Howard currently ranks among the goaltending leaders in the AHL for games and minutes played, as Griffins head coach Mike Stothers has decided to test his young netminder with a heavy workload.
“As much as you’d like a night off every now and then, I hate sitting on the bench,” Howard said. “I want to be out there, giving the guys a chance to win every single night.”
Howard, the student, is appreciative of the guidance provided by Bedard, the teacher.
“Over the course of my career, he’s been really helpful. In November, especially with that stretch I had, he was here a lot. He worked me really hard and helped turn me around.”

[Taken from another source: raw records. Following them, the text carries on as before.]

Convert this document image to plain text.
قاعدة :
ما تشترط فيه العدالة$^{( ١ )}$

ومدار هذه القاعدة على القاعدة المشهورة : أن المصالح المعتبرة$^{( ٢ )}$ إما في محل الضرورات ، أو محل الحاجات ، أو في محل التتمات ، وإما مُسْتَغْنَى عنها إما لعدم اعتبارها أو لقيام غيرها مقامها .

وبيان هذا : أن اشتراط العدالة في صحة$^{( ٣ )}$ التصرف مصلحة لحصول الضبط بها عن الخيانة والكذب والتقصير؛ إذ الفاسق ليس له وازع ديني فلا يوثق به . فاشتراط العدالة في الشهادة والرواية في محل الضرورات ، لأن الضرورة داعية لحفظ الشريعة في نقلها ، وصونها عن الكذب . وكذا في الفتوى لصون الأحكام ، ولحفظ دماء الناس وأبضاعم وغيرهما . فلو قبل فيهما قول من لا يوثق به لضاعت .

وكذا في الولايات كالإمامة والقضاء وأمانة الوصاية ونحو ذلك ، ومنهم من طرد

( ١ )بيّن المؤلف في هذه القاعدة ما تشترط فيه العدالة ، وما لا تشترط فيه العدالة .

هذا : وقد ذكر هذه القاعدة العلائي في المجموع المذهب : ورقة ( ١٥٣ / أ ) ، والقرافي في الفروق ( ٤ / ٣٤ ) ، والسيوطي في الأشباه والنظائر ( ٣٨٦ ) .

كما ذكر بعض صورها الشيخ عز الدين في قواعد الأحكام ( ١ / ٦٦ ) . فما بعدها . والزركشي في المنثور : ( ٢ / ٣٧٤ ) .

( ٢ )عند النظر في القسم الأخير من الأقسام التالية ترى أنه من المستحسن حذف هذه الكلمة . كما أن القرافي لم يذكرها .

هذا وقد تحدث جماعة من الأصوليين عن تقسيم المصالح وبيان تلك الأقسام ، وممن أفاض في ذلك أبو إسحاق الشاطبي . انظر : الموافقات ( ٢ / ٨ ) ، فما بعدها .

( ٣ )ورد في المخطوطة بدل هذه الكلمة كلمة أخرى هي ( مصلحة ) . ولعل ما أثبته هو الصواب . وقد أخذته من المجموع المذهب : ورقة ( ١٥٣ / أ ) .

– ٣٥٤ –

Howard had started the season with three victories in his first four starts before he was recalled to Detroit to backup Chris Osgood while Dominik Hasek was on the mend.
Was that a setback to his progress? Howard refuses to blame sitting on the Red Wings’ bench for his November failures.
“You get called up and you’ve got a job to do, so when you get sent down, you have to try to pick up where you left off. This time the wheels just fell off and it got worse before it got better. It’s unfortunate, but it is what it is. Now that I’m playing good hockey, I just want to keep it going.”
Bedard will do his best to keep his pupil focused on the lesson at hand, especially if another call-up occurs before the end of the season. “We’ll nip that in the bud,” he said.
The instructor is not worried. Both Howard and backup goaltender Adam Berkhoel have proven to be more than willing students. As such, Bedard has every confidence that they will succeed.
“Both Jimmy and Adam are the type of kids who if I said, ‘We’re going to meet at 4 in the morning and we’re going to run the stairs in our equipment,’ they wouldn’t ask why or how. They would just show up, get ready and do it. I’ve got all the time in the world for guys like that.”
For his part, Howard wouldn’t mind rewarding Bedard’s patience with some big wins in the second half of the season as the Griffins make the stretch run for the playoffs.
“My confidence has grown, especially if you look at my first year compared to this year,” he said. “I want to help the Griffins get back to the playoffs and make a longer run. If I need to throw the guys on my back and carry them, that’s what I’m here to do.”
When Bedard is asked about whether Howard is ready for the NHL, he doesn’t hesitate.
“Absolutely,” he said. “We like to look at all the players in Grand Rapids as being ready. If something should happen to Dom or Ozzie, Jimmy’s the guy – no ifs, ands or buts. He’s the guy.
Howard saw action in four NHL games during his rookie season, but it’s his time in Grand Rapids that will make the difference in the long run. If he’s the Red Wings’ goalie of the future, it’s everything that he has learned in a Griffins jersey that will matter.
“There’s no question that’s what he’s being groomed for,” Bedard said. “He’s had a little taste of the NHL, a little bit of going up and down due to injuries, and that’s been good for him.
“He’s been around that atmosphere, the playoffs and what not, and it’s all part of the process.”
Howard knows there are no guarantees. If he is going to stick with the Red Wings next year, he will have to prove that he is worthy of being given the job in Detroit.
“To be honest, I don’t want anything to be handed to me,” he said. “I think it’s definitely something you have to go out and earn. I’m really looking forward to the challenge."